In Bezug auf die Richtlinie zur Stärkung der Anwendung des Grundsatzes des gleichen Entgelts für Männer und Frauen bei gleicher oder gleichwertiger Arbeit durch Lohntransparenz und Durchsetzungsmechanismen wird der Standpunkt des Europäischen Parlaments in der ersten Lesung des ordentlichen Gesetzgebungsverfahrens erwartet. Außerdem trägt das Parlament durch seine Initiativberichte, Workshops und Anhörungen generell zur Entwicklung der Gleichstellungspolitik bei und lenkt die Aufmerksamkeit der anderen Organe auf spezifische Problemstellungen. Beispiele:

  • Im Mai 2022 berichtete der FEMM-Ausschuss über die Trilogverhandlungen zum Thema „Ausgewogene Vertretung von Frauen und Männern unter den nicht geschäftsführenden Direktoren/Aufsichtsratsmitgliedern börsennotierter Gesellschaften“.
  • Das Europäische Parlament hat seinen Standpunkt in erster Lesung zu diesem Vorschlag am 20. November 2013 angenommen. Bis der Rat seinen Standpunkt zu dem Vorschlag festgelegt hat, verging ein Jahrzehnt.
  • Die Situation änderte sich, als der französische Ratsvorsitz eine allgemeine Ausrichtung zu dem Text vorschlug, die am 14. März 2022 vom Rat angenommen wurde. Dies ebnete den Weg für die interinstitutionellen Verhandlungen.
  • Darüber hinaus veranstaltete der FEMM-Ausschuss gemeinsam mit dem Ausschuss für bürgerliche Freiheiten, Justiz und Inneres (LIBE) im Mai 2022 eine öffentliche Anhörung zum Thema „Bekämpfung von geschlechtsspezifischer Gewalt im Internet“. Die geschlechtsspezifische Gewalt im Internet ist eine ungehemmte Fortsetzung der zunehmenden Gewalt in unserer Gesellschaft, bei der die Täter meist anonym bleiben. Von Cyberkriminalität, Einschüchterungsversuchen, Mobbing, Stalking, Doxing, Belästigung und anderen Gewalttaten, die über das Internet, soziale Netzwerke und Sofortnachrichtenanwendungen begangen werden, sind hauptsächlich Frauen und Mädchen betroffen.
  • Die Ausschüsse FEMM und LIBE setzen sich seit Langem dafür ein, diese Probleme auf alle möglichen Weisen anzugehen. Vor der Prüfung des genannten Entwurfs einer Richtlinie zur Bekämpfung von Gewalt gegen Frauen und häuslicher Gewalt wurde diese neue gemeinsame Anhörung veranstaltet, um die Überlegungen der Mitgliedstaaten einfließen zu lassen und Wege und Mittel zur weiteren Verbesserung des bestehenden Rechtsrahmens vorzuschlagen.
  • Das Europäische Parlament ist auch intern bei der Tätigkeit all seiner Ausschüsse um die Integration der Geschlechterfrage bemüht[1]. Zu diesem Zweck wurden zwei Netzwerke für die Integration der Geschlechterfrage gegründet, die vom FEMM-Ausschuss koordiniert werden.

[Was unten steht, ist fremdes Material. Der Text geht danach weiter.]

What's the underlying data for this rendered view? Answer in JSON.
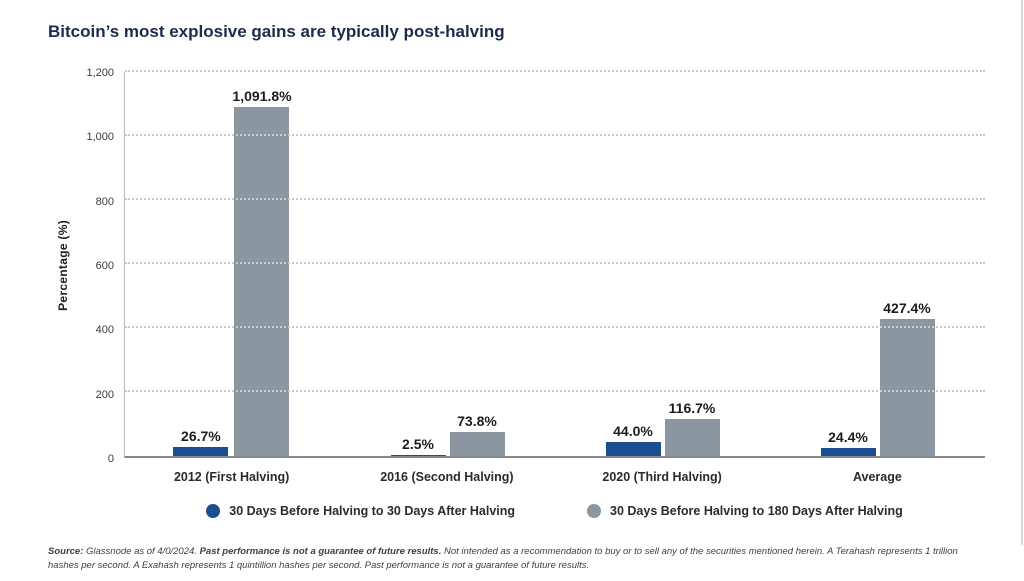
{
  "chart_data": {
    "type": "bar",
    "title": "Bitcoin’s most explosive gains are typically post-halving",
    "xlabel": "",
    "ylabel": "Percentage (%)",
    "ylim": [
      0,
      1200
    ],
    "grid": "dotted-horizontal",
    "legend_position": "bottom",
    "categories": [
      "2012 (First Halving)",
      "2016 (Second Halving)",
      "2020 (Third Halving)",
      "Average"
    ],
    "yticks": [
      {
        "value": 0,
        "label": "0"
      },
      {
        "value": 200,
        "label": "200"
      },
      {
        "value": 400,
        "label": "400"
      },
      {
        "value": 600,
        "label": "600"
      },
      {
        "value": 800,
        "label": "800"
      },
      {
        "value": 1000,
        "label": "1,000"
      },
      {
        "value": 1200,
        "label": "1,200"
      }
    ],
    "series": [
      {
        "key": "gain-30d-after",
        "name": "30 Days Before Halving to 30 Days After Halving",
        "color": "#1a4e8f",
        "values": [
          26.7,
          2.5,
          44.0,
          24.4
        ],
        "labels": [
          "26.7%",
          "2.5%",
          "44.0%",
          "24.4%"
        ]
      },
      {
        "key": "gain-180d-after",
        "name": "30 Days Before Halving to 180 Days After Halving",
        "color": "#8c96a0",
        "values": [
          1091.8,
          73.8,
          116.7,
          427.4
        ],
        "labels": [
          "1,091.8%",
          "73.8%",
          "116.7%",
          "427.4%"
        ]
      }
    ]
  },
  "footer": {
    "source_label": "Source:",
    "text_a": " Glassnode as of 4/0/2024. ",
    "bold_b": "Past performance is not a guarantee of future results.",
    "text_c": " Not intended as a recommendation to buy or to sell any of the securities mentioned herein. A Terahash represents 1 trillion hashes per second. A Exahash represents 1 quintillion hashes per second. Past performance is not a guarantee of future results."
  }
}
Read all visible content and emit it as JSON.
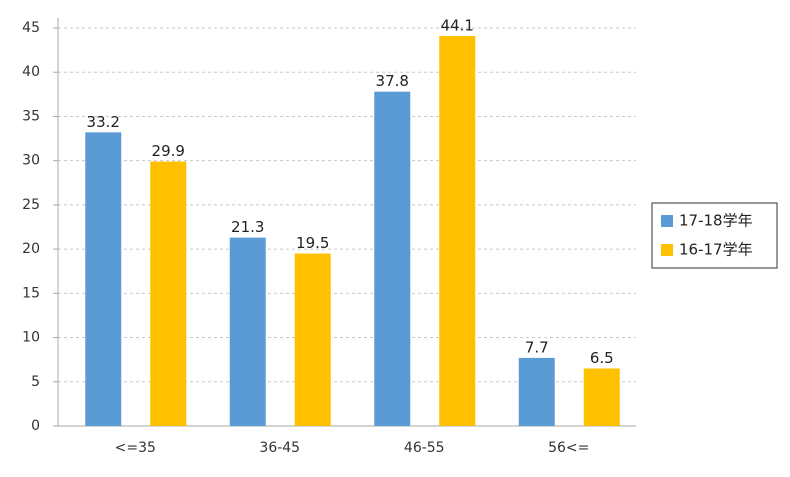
{
  "chart_data": {
    "type": "bar",
    "categories": [
      "<=35",
      "36-45",
      "46-55",
      "56<="
    ],
    "series": [
      {
        "name": "17-18学年",
        "color": "#5b9bd5",
        "values": [
          33.2,
          21.3,
          37.8,
          7.7
        ]
      },
      {
        "name": "16-17学年",
        "color": "#ffc000",
        "values": [
          29.9,
          19.5,
          44.1,
          6.5
        ]
      }
    ],
    "ylim": [
      0,
      45
    ],
    "yticks": [
      0,
      5,
      10,
      15,
      20,
      25,
      30,
      35,
      40,
      45
    ],
    "grid": true,
    "legend": "right"
  }
}
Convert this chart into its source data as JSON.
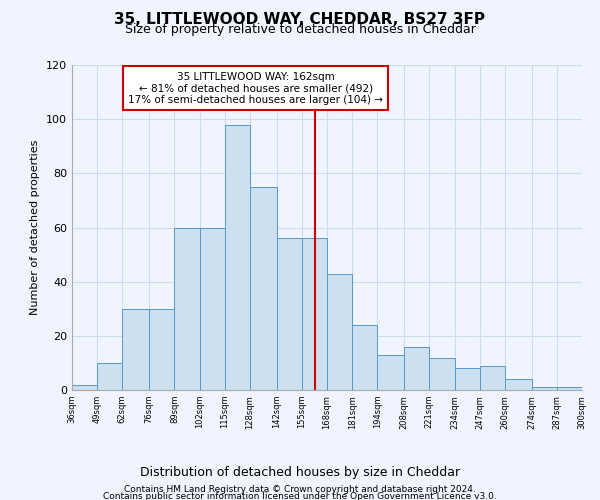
{
  "title": "35, LITTLEWOOD WAY, CHEDDAR, BS27 3FP",
  "subtitle": "Size of property relative to detached houses in Cheddar",
  "xlabel": "Distribution of detached houses by size in Cheddar",
  "ylabel": "Number of detached properties",
  "footer1": "Contains HM Land Registry data © Crown copyright and database right 2024.",
  "footer2": "Contains public sector information licensed under the Open Government Licence v3.0.",
  "annotation_title": "35 LITTLEWOOD WAY: 162sqm",
  "annotation_line1": "← 81% of detached houses are smaller (492)",
  "annotation_line2": "17% of semi-detached houses are larger (104) →",
  "property_line_x": 162,
  "bar_edges": [
    36,
    49,
    62,
    76,
    89,
    102,
    115,
    128,
    142,
    155,
    168,
    181,
    194,
    208,
    221,
    234,
    247,
    260,
    274,
    287,
    300
  ],
  "bar_heights": [
    2,
    10,
    30,
    30,
    60,
    60,
    98,
    75,
    56,
    56,
    43,
    24,
    13,
    16,
    12,
    8,
    9,
    4,
    1,
    1
  ],
  "bar_color": "#cce0f0",
  "bar_edge_color": "#5599cc",
  "property_line_color": "#cc0000",
  "annotation_box_color": "#cc0000",
  "grid_color": "#ccddee",
  "background_color": "#f0f4ff",
  "ylim": [
    0,
    120
  ],
  "xlim": [
    36,
    300
  ]
}
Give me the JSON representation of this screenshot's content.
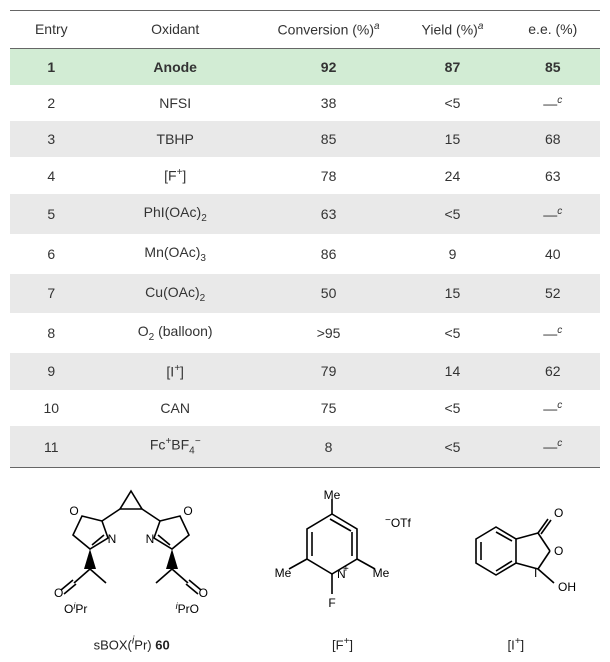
{
  "table": {
    "columns": [
      "Entry",
      "Oxidant",
      "Conversion (%)",
      "Yield (%)",
      "e.e. (%)"
    ],
    "col_super": [
      "",
      "",
      "a",
      "a",
      ""
    ],
    "col_widths": [
      "14%",
      "28%",
      "24%",
      "18%",
      "16%"
    ],
    "rows": [
      {
        "entry": "1",
        "oxidant": "Anode",
        "conv": "92",
        "yield": "87",
        "ee": "85",
        "highlight": true
      },
      {
        "entry": "2",
        "oxidant": "NFSI",
        "conv": "38",
        "yield": "<5",
        "ee_dash": true,
        "ee_sup": "c"
      },
      {
        "entry": "3",
        "oxidant": "TBHP",
        "conv": "85",
        "yield": "15",
        "ee": "68",
        "alt": true
      },
      {
        "entry": "4",
        "oxidant_html": "[F<span class='sup'>+</span>]",
        "conv": "78",
        "yield": "24",
        "ee": "63"
      },
      {
        "entry": "5",
        "oxidant_html": "PhI(OAc)<span class='sub'>2</span>",
        "conv": "63",
        "yield": "<5",
        "ee_dash": true,
        "ee_sup": "c",
        "alt": true
      },
      {
        "entry": "6",
        "oxidant_html": "Mn(OAc)<span class='sub'>3</span>",
        "conv": "86",
        "yield": "9",
        "ee": "40"
      },
      {
        "entry": "7",
        "oxidant_html": "Cu(OAc)<span class='sub'>2</span>",
        "conv": "50",
        "yield": "15",
        "ee": "52",
        "alt": true
      },
      {
        "entry": "8",
        "oxidant_html": "O<span class='sub'>2</span> (balloon)",
        "conv": ">95",
        "yield": "<5",
        "ee_dash": true,
        "ee_sup": "c"
      },
      {
        "entry": "9",
        "oxidant_html": "[I<span class='sup'>+</span>]",
        "conv": "79",
        "yield": "14",
        "ee": "62",
        "alt": true
      },
      {
        "entry": "10",
        "oxidant": "CAN",
        "conv": "75",
        "yield": "<5",
        "ee_dash": true,
        "ee_sup": "c"
      },
      {
        "entry": "11",
        "oxidant_html": "Fc<span class='sup'>+</span>BF<span class='sub'>4</span><span class='sup'>−</span>",
        "conv": "8",
        "yield": "<5",
        "ee_dash": true,
        "ee_sup": "c",
        "alt": true
      }
    ],
    "header_bg": "#ffffff",
    "highlight_bg": "#d2ecd4",
    "alt_bg": "#e9e9e9",
    "border_color": "#666666",
    "font_size": 14
  },
  "structures": {
    "items": [
      {
        "label_html": "sBOX(<span style='font-style:italic'><sup>i</sup></span>Pr) <b>60</b>",
        "name": "sbox-ipr-60"
      },
      {
        "label_html": "[F<span class='sup'>+</span>]",
        "name": "f-plus"
      },
      {
        "label_html": "[I<span class='sup'>+</span>]",
        "name": "i-plus"
      }
    ]
  }
}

Im Rahmen des Netzwerks der Vorsitzenden und stellvertretenden Vorsitzenden für die Integration der Geschlechterfrage kommen Mitglieder des Europäischen Parlaments zusammen, die sich für die Einführung einer geschlechtsspezifischen Dimension bei der Tätigkeit ihrer Ausschüsse einsetzen. Sie werden von einem Netzwerk von Verwaltungsräten, die für die Integration der Geschlechterfrage zuständig sind, unterstützt. Dem Netzwerk gehören Verwaltungsräte aus allen Ausschusssekretariaten an. Die Hochrangige Gruppe für die Gleichstellung der Geschlechter fördert Schulungs- und Sensibilisierungsmaßnahmen zur Integration der Geschlechterfrage für die Bediensteten des Europäischen Parlaments und der Fraktionen.

 

[1]Entschließung des Europäischen Parlaments vom 13. März 2003 zu Gender Mainstreaming im Europäischen Parlament (ABl. C 61E vom 10.3.2004, S. 384).